The Deep Dark Hole
It was a Friday eight weeks after my husband’s death. “He died on a Friday.”
I was assigned to my local office that day. That’s where I got “the call”
I was driving his truck for the first time. “He died in his truck”.
It was the “Perfect Storm”
I just should have stayed home that day. I was sad and exhausted and things were not going well at work. Perhaps I had returned to work too early? Perhaps I was not ready to be fully engaged in my job?
Who was I to be making these decisions anyway? I had no experience with profound loss. I could not think straight let alone make decisions like how long I should stay out of work and how many hours I should work. I wanted to do the right thing. I wanted to do my share of the work, I wanted to keep busy and not be so sad all the time.

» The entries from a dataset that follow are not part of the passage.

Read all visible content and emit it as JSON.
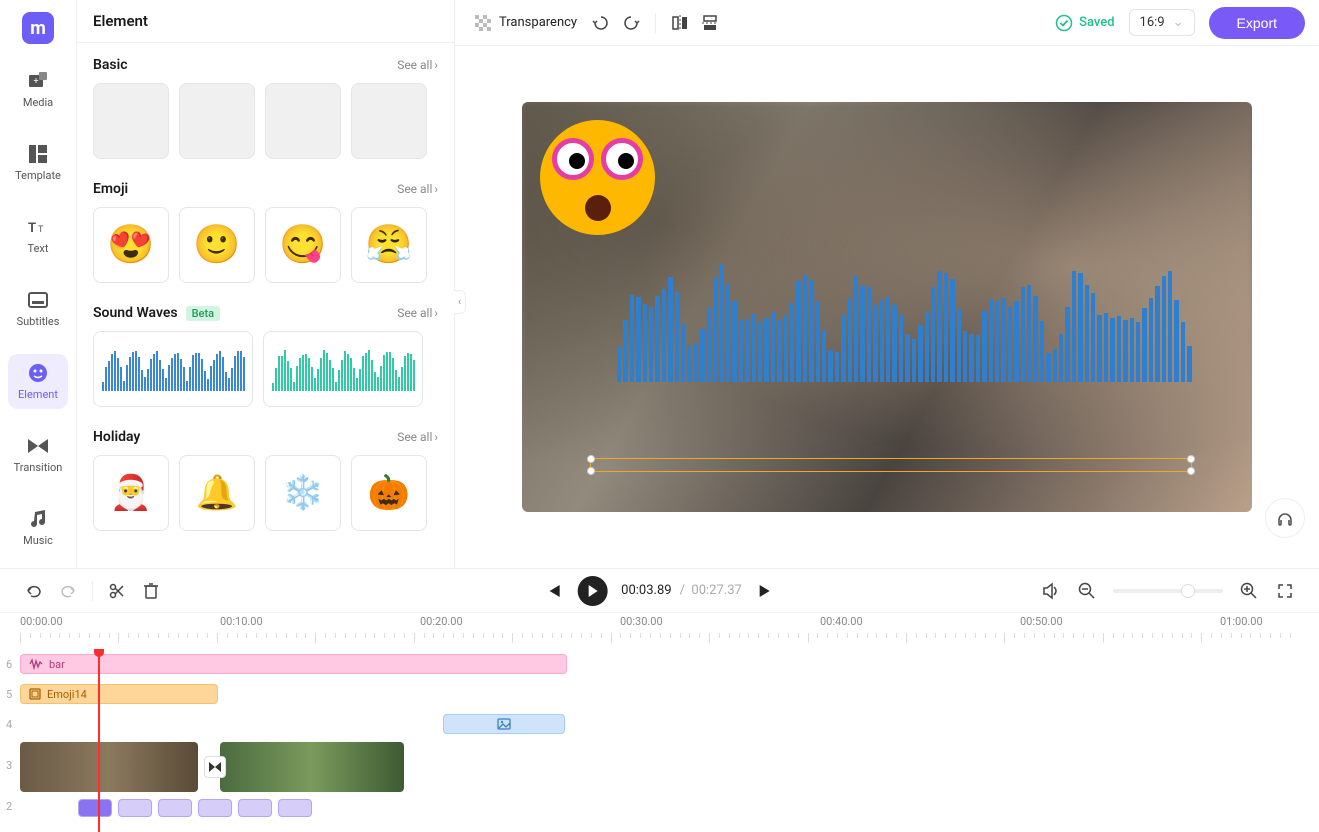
{
  "sidebar": {
    "logo": "m",
    "items": [
      {
        "label": "Media"
      },
      {
        "label": "Template"
      },
      {
        "label": "Text"
      },
      {
        "label": "Subtitles"
      },
      {
        "label": "Element"
      },
      {
        "label": "Transition"
      },
      {
        "label": "Music"
      }
    ]
  },
  "panel": {
    "title": "Element",
    "see_all": "See all",
    "chevron": "›",
    "sections": {
      "basic": {
        "title": "Basic"
      },
      "emoji": {
        "title": "Emoji"
      },
      "soundwaves": {
        "title": "Sound Waves",
        "badge": "Beta"
      },
      "holiday": {
        "title": "Holiday"
      }
    }
  },
  "toolbar": {
    "transparency": "Transparency",
    "saved": "Saved",
    "ratio": "16:9",
    "export": "Export"
  },
  "playback": {
    "current": "00:03.89",
    "sep": "/",
    "total": "00:27.37"
  },
  "ruler": {
    "labels": [
      "00:00.00",
      "00:10.00",
      "00:20.00",
      "00:30.00",
      "00:40.00",
      "00:50.00",
      "01:00.00"
    ]
  },
  "tracks": {
    "row6": {
      "num": "6",
      "label": "bar"
    },
    "row5": {
      "num": "5",
      "label": "Emoji14"
    },
    "row4": {
      "num": "4"
    },
    "row3": {
      "num": "3"
    },
    "row2": {
      "num": "2"
    }
  }
}
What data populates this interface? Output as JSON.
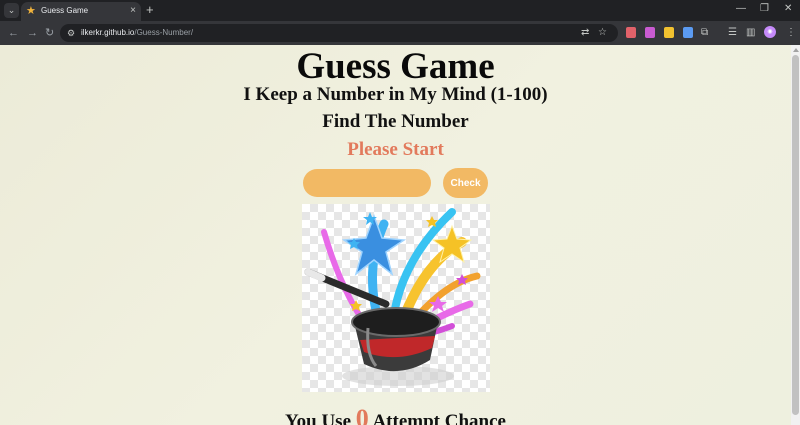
{
  "browser": {
    "tab": {
      "title": "Guess Game",
      "favicon": "star-icon"
    },
    "url": {
      "host": "ilkerkr.github.io",
      "path": "/Guess-Number/"
    }
  },
  "page": {
    "title": "Guess Game",
    "subtitle": "I Keep a Number in My Mind (1-100)",
    "instruction": "Find The Number",
    "status": "Please Start",
    "input": {
      "value": "",
      "placeholder": ""
    },
    "check_label": "Check",
    "image_alt": "magic-hat-icon",
    "attempts": {
      "prefix": "You Use",
      "count": "0",
      "suffix": "Attempt Chance"
    }
  },
  "colors": {
    "accent": "#f2b964",
    "status": "#e27a5c",
    "background": "#eeeedc"
  }
}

The problem was the grief was still so fresh. At some point that morning, it all caught up with me, the sadness, the loneliness, the confusion about what I should do. I spoke to my supervisor and we agreed I should go home and that moving forward, I would work fewer hours and not do as much as I had been doing.
Of course I had to drive the truck home. By the time I reached my house I was overwhelmed with sadness. I had pain in the very depth of my soul and I could not manage my grief. I felt like I was spinning out of control. I thought I could not go on any longer, that living without my husband was not going to work for me. If only someone could just give me a shot and knock me out so I did not have to feel this way, I would welcome that. I would welcome being in a coma until the pain was gone.
I felt like I was in a deep dark hole. A big pit like the one in the movie “Silence of the Lambs” No one could help me, no one could see me, no one could possibly understand. What was the point? I could not go on! I could not manage this grief anymore. It was just too hard.
What should I do? I had no answers. At some point I managed to call my sister and ask her to please come and be with me. She of course came right away. She had never seen anyone like this before. She had never seen me like this. The poor thing did not know how to help. Think of happy things she said. Think of your family, your grandchildren. I said this is so much bigger than that. I cannot see my way out of this. I am not looking at my world the way you and everyone else are looking at it. I see nothing but darkness.
For the first time in my life, I had just a glimpse of what Depression must feel like. It was scary. Everything was dark. I could see no way out of the pit, the “Deep Dark Hole”. I could not see anything but pain, sadness, despair.
For hours my sister sat with me while I cried. Why was this happening? Why was I suffering so much? How would I go on? Should I go on?
None of the things that usually helped me manage my grief were working today. This was so big. I began to think I would feel like this forever and that scared me.
After about seven hours, I became so exhausted and reached a point where I could not fight my way out of the pit any longer. I would collapse there until I found the strength to climb my way out.
Eventually I reached a turning point. How that happened, I will never know. I managed to climb out of the Deep Dark Hole and see a single ray of light.
I would pray that I never enter the Deep Dark Hole again!
I would continue the fight. I would work harder. I would find the strength. I would go on.